A Python module for parallel optimization of expensive black-box functions

MIT License

439 stars 60 forks source link

New latin(n,d) #12

Closed lightash closed 5 years ago

lightash commented 5 years ago

Hello! I thought you might be interested in a direct way of making points. It uses low discrepancy quasirandom sequence (with seed) to fill hypercube faster than minimizing spread function and with better spread (24k vs 27k with n=300, d=22). From http://extremelearning.com.au/unreasonable-effectiveness-of-quasirandom-sequences/ Regards, Andrii

paulknysh commented 5 years ago

Hi,

This is awesome! I actually saw that article last week, but didn't think it can be related to this problem. I'm busy with few things right now, but I'm going to review your commit asap.

Have you tested if the coverage remains uniform for low number of points (say, less than 10)?

Also, does notation in the code (phi, alpha etc) follow that article?

Thanks! Paul

lightash commented 5 years ago

No, I didn't test it's coverage. You've made a very good point - I think it won't be uniform on low points (and especially also on high dimensions).

Yes, notation is the same - I basically copy-pasted the code :) Except for output, I've changed original 'z' into your 'lh'.

You're welcome, Andrii

paulknysh commented 5 years ago

So, I just tested latin hypercube (LH) against the R-sequence (in terms of spread value). R-sequence does have issues when the number of points is low (less than 10) - uniformity is worse (sometimes significantly).

However, it performs same or better as the number of points (and also number of dimensions) grows. Also, the advantage of R is that it is much simpler and faster and doesn't require any parameters.

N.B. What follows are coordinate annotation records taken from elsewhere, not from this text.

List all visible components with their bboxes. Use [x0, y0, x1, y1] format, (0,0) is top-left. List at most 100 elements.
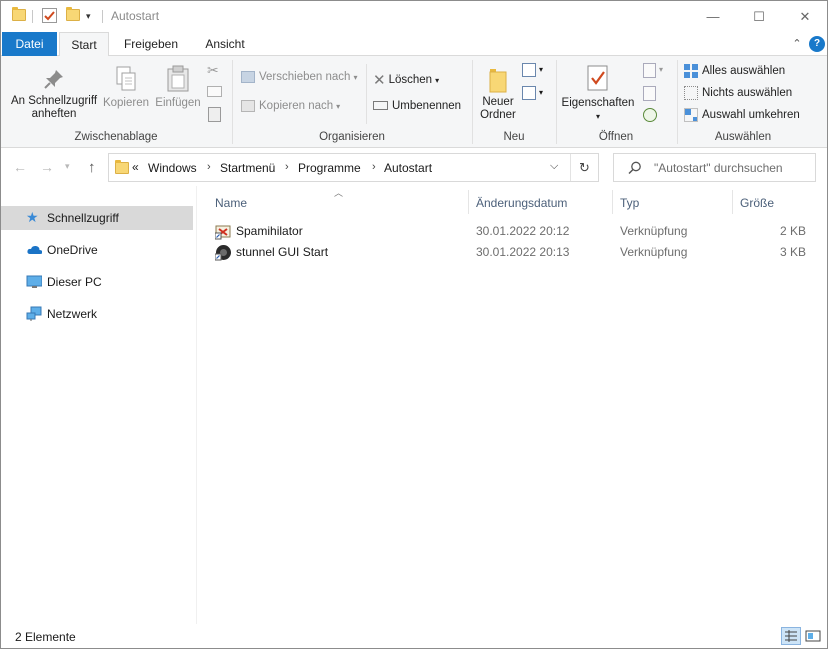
chevron-down-icon[interactable]: ▾	[539, 65, 543, 74]
rename-button[interactable]: Umbenennen	[373, 100, 461, 112]
details-view-button[interactable]	[781, 627, 801, 645]
select-none-label: Nichts auswählen	[702, 87, 793, 100]
search-box[interactable]: "Autostart" durchsuchen	[613, 153, 816, 182]
nav-item-network[interactable]: Netzwerk	[1, 302, 193, 326]
search-placeholder: "Autostart" durchsuchen	[654, 161, 783, 175]
breadcrumb-chevron-icon[interactable]: ›	[372, 161, 376, 173]
chevron-down-icon[interactable]: ▾	[539, 88, 543, 97]
up-arrow-icon[interactable]: ↑	[88, 159, 96, 176]
divider	[102, 10, 103, 23]
column-header-name[interactable]: Name	[215, 196, 247, 210]
file-date: 30.01.2022 20:12	[476, 224, 570, 238]
nav-item-quick-access[interactable]: ★ Schnellzugriff	[1, 206, 193, 230]
properties-button[interactable]: Eigenschaften ▾	[559, 64, 637, 123]
cloud-icon	[27, 245, 42, 254]
window-title: Autostart	[111, 9, 160, 23]
column-divider[interactable]	[468, 190, 469, 214]
breadcrumb-chevron-icon[interactable]: ›	[207, 161, 211, 173]
new-folder-quick-icon[interactable]	[66, 7, 80, 21]
minimize-button[interactable]: —	[690, 1, 736, 32]
file-type: Verknüpfung	[620, 224, 688, 238]
paste-shortcut-icon[interactable]	[208, 107, 221, 122]
customize-toolbar-icon[interactable]: ▾	[86, 11, 91, 22]
paste-button[interactable]: Einfügen	[152, 65, 204, 110]
select-none-button[interactable]: Nichts auswählen	[684, 86, 792, 100]
help-icon[interactable]: ?	[809, 36, 825, 52]
properties-label: Eigenschaften	[561, 97, 635, 109]
file-row[interactable]: stunnel GUI Start 30.01.2022 20:13 Verkn…	[211, 242, 811, 262]
copy-label: Kopieren	[102, 97, 150, 109]
easy-access-icon[interactable]	[522, 86, 536, 100]
file-size: 3 KB	[779, 245, 806, 259]
column-divider[interactable]	[732, 190, 733, 214]
properties-quick-icon[interactable]	[42, 8, 57, 23]
status-bar: 2 Elemente	[1, 624, 827, 648]
explorer-window: ▾ Autostart — ☐ ✕ Datei Start Freigeben …	[0, 0, 828, 649]
copy-to-label: Kopieren nach	[259, 100, 334, 113]
new-item-icon[interactable]	[522, 63, 536, 77]
address-bar[interactable]: « Windows › Startmenü › Programme › Auto…	[108, 153, 599, 182]
history-icon[interactable]	[643, 108, 657, 122]
select-all-button[interactable]: Alles auswählen	[684, 64, 785, 78]
edit-icon[interactable]	[643, 86, 656, 101]
forward-arrow-icon[interactable]: →	[40, 159, 54, 175]
breadcrumb-overflow[interactable]: «	[132, 160, 139, 174]
chevron-down-icon: ▾	[595, 112, 600, 121]
back-arrow-icon[interactable]: ←	[13, 159, 27, 175]
copy-button[interactable]: Kopieren	[101, 65, 151, 110]
file-list: ︿ Name Änderungsdatum Typ Größe Spamihil…	[196, 186, 827, 624]
breadcrumb-autostart[interactable]: Autostart	[384, 161, 432, 175]
delete-x-icon: ✕	[373, 72, 386, 89]
search-icon	[628, 161, 641, 175]
breadcrumb-startmenu[interactable]: Startmenü	[220, 161, 275, 175]
column-header-type[interactable]: Typ	[620, 196, 639, 210]
breadcrumb-programme[interactable]: Programme	[298, 161, 361, 175]
breadcrumb-chevron-icon[interactable]: ›	[285, 161, 289, 173]
group-label-new: Neu	[503, 131, 525, 143]
stunnel-shortcut-icon	[215, 245, 231, 261]
group-label-select: Auswählen	[714, 131, 772, 143]
tab-view[interactable]: Ansicht	[191, 32, 259, 56]
tab-start[interactable]: Start	[59, 32, 109, 57]
nav-item-onedrive[interactable]: OneDrive	[1, 238, 193, 262]
maximize-button[interactable]: ☐	[736, 1, 782, 32]
refresh-icon[interactable]: ↻	[579, 160, 590, 176]
navigation-bar: ← → ▾ ↑ « Windows › Startmenü › Programm…	[1, 148, 827, 186]
new-folder-button[interactable]: Neuer Ordner	[475, 65, 521, 122]
column-header-date[interactable]: Änderungsdatum	[476, 196, 567, 210]
close-button[interactable]: ✕	[782, 1, 827, 32]
clipboard-icon	[167, 65, 189, 92]
select-all-icon	[684, 64, 698, 78]
new-folder-icon	[489, 69, 507, 93]
invert-selection-button[interactable]: Auswahl umkehren	[684, 108, 800, 122]
properties-icon	[587, 65, 608, 91]
tab-share[interactable]: Freigeben	[115, 32, 187, 56]
file-row[interactable]: Spamihilator 30.01.2022 20:12 Verknüpfun…	[211, 221, 811, 241]
divider	[366, 64, 367, 124]
pin-quick-access-button[interactable]: An Schnellzugriff anheften	[6, 67, 102, 121]
large-icons-view-icon	[805, 630, 821, 642]
copy-to-button[interactable]: Kopieren nach ▾	[241, 100, 340, 112]
nav-item-this-pc[interactable]: Dieser PC	[1, 270, 193, 294]
select-none-icon	[684, 86, 698, 100]
breadcrumb-windows[interactable]: Windows	[148, 161, 197, 175]
divider	[570, 154, 571, 181]
column-divider[interactable]	[612, 190, 613, 214]
chevron-down-icon[interactable]: ▾	[659, 65, 663, 74]
large-icons-view-button[interactable]	[803, 627, 823, 645]
address-history-chevron-icon[interactable]: ⌵	[550, 160, 558, 173]
paste-label: Einfügen	[155, 97, 201, 109]
tab-file[interactable]: Datei	[2, 32, 57, 56]
chevron-down-icon: ▾	[336, 102, 341, 112]
open-icon[interactable]	[643, 63, 656, 78]
move-to-button[interactable]: Verschieben nach ▾	[241, 71, 357, 83]
recent-locations-chevron-icon[interactable]: ▾	[65, 161, 70, 172]
pin-icon	[44, 70, 63, 89]
cut-icon[interactable]: ✂	[207, 62, 219, 79]
copy-path-icon[interactable]	[207, 86, 222, 97]
delete-button[interactable]: ✕ Löschen ▾	[373, 71, 439, 89]
item-count: 2 Elemente	[15, 630, 76, 644]
folder-icon	[115, 160, 129, 174]
collapse-ribbon-icon[interactable]: ⌃	[789, 36, 805, 52]
column-header-size[interactable]: Größe	[740, 196, 774, 210]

I'll need to think about it. I kind of want to replace the LH with R now (and tell users that number of initial samples should be at least 10 or so, which is reasonable). Another option is to add branching - use LH for a few samples and R for many - but I'm not a big fan of that.

paulknysh commented 5 years ago

I decided to go with R-sequence. I simplified your code a bit. Thanks again for bringing this up.